Covid e giovani, l'esperto: "Stress continuo, cresce l’autolesionismo"

Il punto del direttore della Scuola di Psichiatria all'Università di Ferrara. "Viene meno la sensazione tipica dell’età: l’invulnerabilità"

Luigi Grassi, ordinario e direttore della Scuola di Psichiatria Unife

Luigi Grassi, ordinario e direttore della Scuola di Psichiatria Unife

Ferrara, 22 marzo 2021 - A poco più di un anno dalla caratterizzazione dell’Oms del Covid 19 come pandemia si sono susseguite una serie di denominazioni per i disturbi da stress: ansia da contagio, sindrome della capanna, ansia da limbo. Ed è quest’ultima che ora va per la maggiore, complice una perdurante condizione di sospensione vicina al vuoto. Ne abbiamo parlato con Luigi Grassi, ordinario e direttore della Scuola di Psichiatria Unife, nonché presidente della Società italiana psichiatria di consultazione.

Professor Grassi, possiamo davvero definirle ‘sindromi’? "Più che nuove sindromi si dovrebbe parlare di una condizione trasversale che assume caratteristiche diverse ma che ha un elemento comune: la minaccia e l’angoscia di morte che è primaria e primordiale, esistenzialmente determinata. Le pandemie, sia ora che in passato, così come altri eventi prolungati che minacciano l’uomo, attivano in maniera potente queste angosce, che si esprimono con l’insieme di segni e sintomi che osserviamo".

Ansia: si vedono molte pubblicità di ansiolitici da banco, il che fa presumere se non un dilagare una crescita. "Le manifestazioni di ansia sono aumentate e i molti studi sulla salute mentale in epoca Covid lo hanno indicato. Tutti ne sono coinvolti, anche se i giovani ne risentono maggiormente, mentre gli adulti e gli anziani sviluppano più spesso quadri depressivi, legati ai temi della perdita: economica, di persone care, di speranza. Vi è un aumento dell’uso di farmaci sia ansiolitici che antidepressivi, come tentativo di risposta antalgica al dolore psicologico generalizzato".

Da un recente studio Promeco si evince una crescita negli adolescenti del disagio emotivo. Un anno a parlare di morte, con tante famiglie colpite, che effetti può produrre in ragazzi che dovrebbero sentire la vita esplodere? "Vi è un arresto a quanto, in genere, nell’adolescenza viene percepito come invulnerabilità e visione di un futuro senza fine. Queste sono messe in discussioni da un duro e persistente confronto con una realtà che espone al senso del limite, della solitudine, di coartazione della libertà, di non autodeterminismo e di rischio per la vita stessa. Per quanto si possano attivare meccanismi di difesa, questi prima o poi cedono mettendo in evidenza i sintomi di ansia, nelle sue varie espressioni con indubbi rischi sulla crescita evolutiva su cui è necessario interrogarsi e agire in senso preventivo".

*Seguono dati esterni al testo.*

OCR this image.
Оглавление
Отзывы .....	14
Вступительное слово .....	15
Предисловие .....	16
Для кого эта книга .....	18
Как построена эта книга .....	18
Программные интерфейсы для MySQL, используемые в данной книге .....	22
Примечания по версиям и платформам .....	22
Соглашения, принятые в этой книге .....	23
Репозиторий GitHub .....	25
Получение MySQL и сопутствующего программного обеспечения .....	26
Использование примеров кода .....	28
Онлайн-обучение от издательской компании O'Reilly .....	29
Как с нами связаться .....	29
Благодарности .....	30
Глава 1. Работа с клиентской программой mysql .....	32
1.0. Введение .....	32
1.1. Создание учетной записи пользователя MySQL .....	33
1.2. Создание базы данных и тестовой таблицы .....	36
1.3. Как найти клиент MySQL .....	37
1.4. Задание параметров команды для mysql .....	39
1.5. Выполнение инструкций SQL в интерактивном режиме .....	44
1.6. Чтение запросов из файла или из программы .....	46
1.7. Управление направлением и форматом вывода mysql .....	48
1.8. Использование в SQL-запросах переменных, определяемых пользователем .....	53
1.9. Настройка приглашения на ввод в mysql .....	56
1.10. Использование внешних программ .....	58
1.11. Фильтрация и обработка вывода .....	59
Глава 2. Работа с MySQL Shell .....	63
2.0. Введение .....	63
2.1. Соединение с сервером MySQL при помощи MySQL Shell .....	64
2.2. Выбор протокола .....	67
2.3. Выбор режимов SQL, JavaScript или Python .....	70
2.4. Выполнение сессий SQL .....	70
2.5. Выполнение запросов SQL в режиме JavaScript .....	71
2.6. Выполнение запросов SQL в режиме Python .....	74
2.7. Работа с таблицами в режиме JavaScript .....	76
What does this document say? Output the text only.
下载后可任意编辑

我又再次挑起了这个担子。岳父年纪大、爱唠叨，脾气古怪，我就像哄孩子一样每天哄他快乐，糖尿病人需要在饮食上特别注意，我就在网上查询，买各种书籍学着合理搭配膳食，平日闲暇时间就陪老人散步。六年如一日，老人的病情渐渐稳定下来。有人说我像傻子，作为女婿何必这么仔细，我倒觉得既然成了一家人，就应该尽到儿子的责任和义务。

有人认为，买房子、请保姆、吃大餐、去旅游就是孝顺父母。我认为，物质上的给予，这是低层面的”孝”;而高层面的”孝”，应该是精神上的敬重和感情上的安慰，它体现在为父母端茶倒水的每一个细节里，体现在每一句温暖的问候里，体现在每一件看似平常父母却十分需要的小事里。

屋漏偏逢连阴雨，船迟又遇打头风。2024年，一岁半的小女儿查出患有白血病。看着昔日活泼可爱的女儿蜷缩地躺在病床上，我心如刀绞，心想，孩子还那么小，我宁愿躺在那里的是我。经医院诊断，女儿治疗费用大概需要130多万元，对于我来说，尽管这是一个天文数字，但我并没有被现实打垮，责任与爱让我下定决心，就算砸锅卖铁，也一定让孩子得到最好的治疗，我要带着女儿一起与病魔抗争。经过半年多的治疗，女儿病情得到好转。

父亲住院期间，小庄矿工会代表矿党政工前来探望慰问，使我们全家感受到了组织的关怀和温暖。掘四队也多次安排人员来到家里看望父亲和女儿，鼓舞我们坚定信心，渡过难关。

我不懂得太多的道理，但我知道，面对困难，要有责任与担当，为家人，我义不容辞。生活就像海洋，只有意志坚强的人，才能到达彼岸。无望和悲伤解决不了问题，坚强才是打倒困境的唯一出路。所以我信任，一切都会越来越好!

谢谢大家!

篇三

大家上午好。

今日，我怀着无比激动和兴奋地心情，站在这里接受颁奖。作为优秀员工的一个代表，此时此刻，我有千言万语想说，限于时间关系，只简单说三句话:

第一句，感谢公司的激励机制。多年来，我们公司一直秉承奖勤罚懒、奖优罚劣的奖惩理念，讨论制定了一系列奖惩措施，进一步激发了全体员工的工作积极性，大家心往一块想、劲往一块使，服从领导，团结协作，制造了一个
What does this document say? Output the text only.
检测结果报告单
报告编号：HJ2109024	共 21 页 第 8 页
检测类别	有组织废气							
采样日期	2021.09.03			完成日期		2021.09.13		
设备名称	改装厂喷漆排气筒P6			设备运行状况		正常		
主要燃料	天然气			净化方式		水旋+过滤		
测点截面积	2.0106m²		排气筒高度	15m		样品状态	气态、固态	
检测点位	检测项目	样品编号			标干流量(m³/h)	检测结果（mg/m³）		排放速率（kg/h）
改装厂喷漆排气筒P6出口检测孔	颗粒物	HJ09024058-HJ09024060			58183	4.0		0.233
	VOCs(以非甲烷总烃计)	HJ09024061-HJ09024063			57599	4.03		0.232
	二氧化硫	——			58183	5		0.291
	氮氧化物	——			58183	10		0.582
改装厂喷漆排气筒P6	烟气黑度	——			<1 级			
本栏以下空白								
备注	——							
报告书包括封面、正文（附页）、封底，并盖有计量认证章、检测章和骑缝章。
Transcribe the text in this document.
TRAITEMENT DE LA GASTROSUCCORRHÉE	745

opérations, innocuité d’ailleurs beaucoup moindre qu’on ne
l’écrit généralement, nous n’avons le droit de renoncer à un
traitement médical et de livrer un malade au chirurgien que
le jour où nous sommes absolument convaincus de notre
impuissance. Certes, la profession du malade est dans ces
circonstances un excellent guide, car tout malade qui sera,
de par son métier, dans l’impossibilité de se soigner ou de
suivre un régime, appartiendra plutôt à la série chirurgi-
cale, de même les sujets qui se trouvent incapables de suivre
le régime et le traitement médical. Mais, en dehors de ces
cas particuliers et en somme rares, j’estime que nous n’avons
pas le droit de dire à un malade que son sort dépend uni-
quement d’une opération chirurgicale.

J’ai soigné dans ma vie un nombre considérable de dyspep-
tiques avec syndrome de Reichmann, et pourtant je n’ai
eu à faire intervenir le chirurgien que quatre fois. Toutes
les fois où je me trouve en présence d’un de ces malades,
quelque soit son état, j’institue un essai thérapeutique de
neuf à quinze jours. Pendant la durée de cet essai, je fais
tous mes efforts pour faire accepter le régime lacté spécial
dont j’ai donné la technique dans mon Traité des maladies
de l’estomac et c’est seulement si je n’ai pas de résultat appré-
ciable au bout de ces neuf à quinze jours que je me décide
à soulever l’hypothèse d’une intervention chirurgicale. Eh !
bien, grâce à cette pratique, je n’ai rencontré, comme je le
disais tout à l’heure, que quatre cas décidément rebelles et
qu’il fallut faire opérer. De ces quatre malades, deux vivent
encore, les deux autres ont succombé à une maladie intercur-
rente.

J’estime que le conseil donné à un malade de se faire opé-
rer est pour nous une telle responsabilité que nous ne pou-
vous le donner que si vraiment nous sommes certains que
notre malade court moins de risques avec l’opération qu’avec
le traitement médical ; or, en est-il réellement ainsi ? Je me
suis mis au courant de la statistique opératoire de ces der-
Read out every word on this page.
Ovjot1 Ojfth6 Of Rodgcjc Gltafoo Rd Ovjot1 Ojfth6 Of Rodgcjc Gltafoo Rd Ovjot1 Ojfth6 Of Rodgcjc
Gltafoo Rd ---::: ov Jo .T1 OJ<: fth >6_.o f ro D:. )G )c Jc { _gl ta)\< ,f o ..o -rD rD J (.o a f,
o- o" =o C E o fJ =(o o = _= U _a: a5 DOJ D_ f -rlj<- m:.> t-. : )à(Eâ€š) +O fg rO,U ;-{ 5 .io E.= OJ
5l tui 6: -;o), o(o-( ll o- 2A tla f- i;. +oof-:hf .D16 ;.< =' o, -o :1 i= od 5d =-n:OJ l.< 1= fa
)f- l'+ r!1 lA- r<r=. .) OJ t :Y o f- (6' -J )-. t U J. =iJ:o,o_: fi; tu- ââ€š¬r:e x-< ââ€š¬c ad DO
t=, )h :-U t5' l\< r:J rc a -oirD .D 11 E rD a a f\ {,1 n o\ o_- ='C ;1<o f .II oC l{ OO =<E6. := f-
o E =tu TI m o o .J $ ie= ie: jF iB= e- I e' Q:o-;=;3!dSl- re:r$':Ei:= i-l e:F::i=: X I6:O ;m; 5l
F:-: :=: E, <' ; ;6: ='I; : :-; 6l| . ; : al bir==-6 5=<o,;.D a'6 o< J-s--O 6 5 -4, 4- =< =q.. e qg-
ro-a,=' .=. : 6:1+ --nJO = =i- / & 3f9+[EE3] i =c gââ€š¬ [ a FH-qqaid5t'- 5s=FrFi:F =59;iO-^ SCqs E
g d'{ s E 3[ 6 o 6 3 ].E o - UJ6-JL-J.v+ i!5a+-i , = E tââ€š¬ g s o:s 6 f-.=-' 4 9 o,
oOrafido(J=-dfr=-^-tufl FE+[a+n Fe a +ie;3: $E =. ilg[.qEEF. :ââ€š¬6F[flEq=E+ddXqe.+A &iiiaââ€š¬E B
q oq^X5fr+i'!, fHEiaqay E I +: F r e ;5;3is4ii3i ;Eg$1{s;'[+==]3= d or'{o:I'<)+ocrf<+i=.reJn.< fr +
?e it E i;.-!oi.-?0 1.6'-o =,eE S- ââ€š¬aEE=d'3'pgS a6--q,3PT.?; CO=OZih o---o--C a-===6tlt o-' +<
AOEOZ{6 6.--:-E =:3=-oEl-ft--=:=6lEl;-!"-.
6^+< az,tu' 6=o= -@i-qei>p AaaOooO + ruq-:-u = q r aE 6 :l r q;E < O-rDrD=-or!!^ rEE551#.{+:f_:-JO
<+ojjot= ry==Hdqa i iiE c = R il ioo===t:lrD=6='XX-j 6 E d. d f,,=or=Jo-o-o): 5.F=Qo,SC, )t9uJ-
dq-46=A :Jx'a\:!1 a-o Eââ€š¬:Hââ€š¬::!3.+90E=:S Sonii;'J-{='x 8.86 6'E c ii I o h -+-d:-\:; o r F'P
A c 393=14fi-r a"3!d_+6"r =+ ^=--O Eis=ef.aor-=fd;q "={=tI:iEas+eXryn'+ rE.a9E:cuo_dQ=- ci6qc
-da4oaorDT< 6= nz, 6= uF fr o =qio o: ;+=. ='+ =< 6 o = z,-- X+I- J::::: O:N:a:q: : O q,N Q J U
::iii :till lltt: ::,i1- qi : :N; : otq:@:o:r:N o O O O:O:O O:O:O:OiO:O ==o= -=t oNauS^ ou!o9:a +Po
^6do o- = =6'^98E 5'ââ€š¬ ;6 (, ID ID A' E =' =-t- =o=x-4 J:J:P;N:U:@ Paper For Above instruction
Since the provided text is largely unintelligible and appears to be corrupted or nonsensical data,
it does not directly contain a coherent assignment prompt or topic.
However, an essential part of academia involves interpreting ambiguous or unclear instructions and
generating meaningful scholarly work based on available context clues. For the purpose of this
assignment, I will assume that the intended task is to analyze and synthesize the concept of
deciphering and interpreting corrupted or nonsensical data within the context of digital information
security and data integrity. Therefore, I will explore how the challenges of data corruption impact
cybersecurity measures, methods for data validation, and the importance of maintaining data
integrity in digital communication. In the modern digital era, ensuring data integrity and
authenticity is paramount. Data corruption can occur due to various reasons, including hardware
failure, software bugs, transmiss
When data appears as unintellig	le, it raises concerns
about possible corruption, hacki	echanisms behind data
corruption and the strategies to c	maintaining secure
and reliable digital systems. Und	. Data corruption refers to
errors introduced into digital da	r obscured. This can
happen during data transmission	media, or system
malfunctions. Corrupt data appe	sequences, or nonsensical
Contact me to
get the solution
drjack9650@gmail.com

Ora qual è il pericolo più insidioso? "L’esaurimento delle risposte biologiche e psicologiche ad una condizione perdurante. Non è più una emergenza ma uno stato di stress persistente e usurante che notoriamente ha le ripercussioni che stiamo osservando con incremento del disagio psichico che, presente in genere nel 25-30% della popolazione, ora è a tassi assai più elevati, come manifestato anche da un aumento dei gesti autolesivi e tentativi di suicidio".

Ritorno alla normalità. Una passata di spugna o una nuova ‘normalità’? "Sarà una adattamento nuovo ai cambiamenti sociali che sono diventati parte della vita. Molto improbabile che con un colpo di spugna tutto torni come prima, per quanto l’uomo riesca a dimenticare. È noto che la normalità è un insieme di elementi legati agli eventi e ai cambiamenti, anche culturali, per cui la norma pre-pandemia era comunque diversa dalla norma di cinquanta o cento anni fa".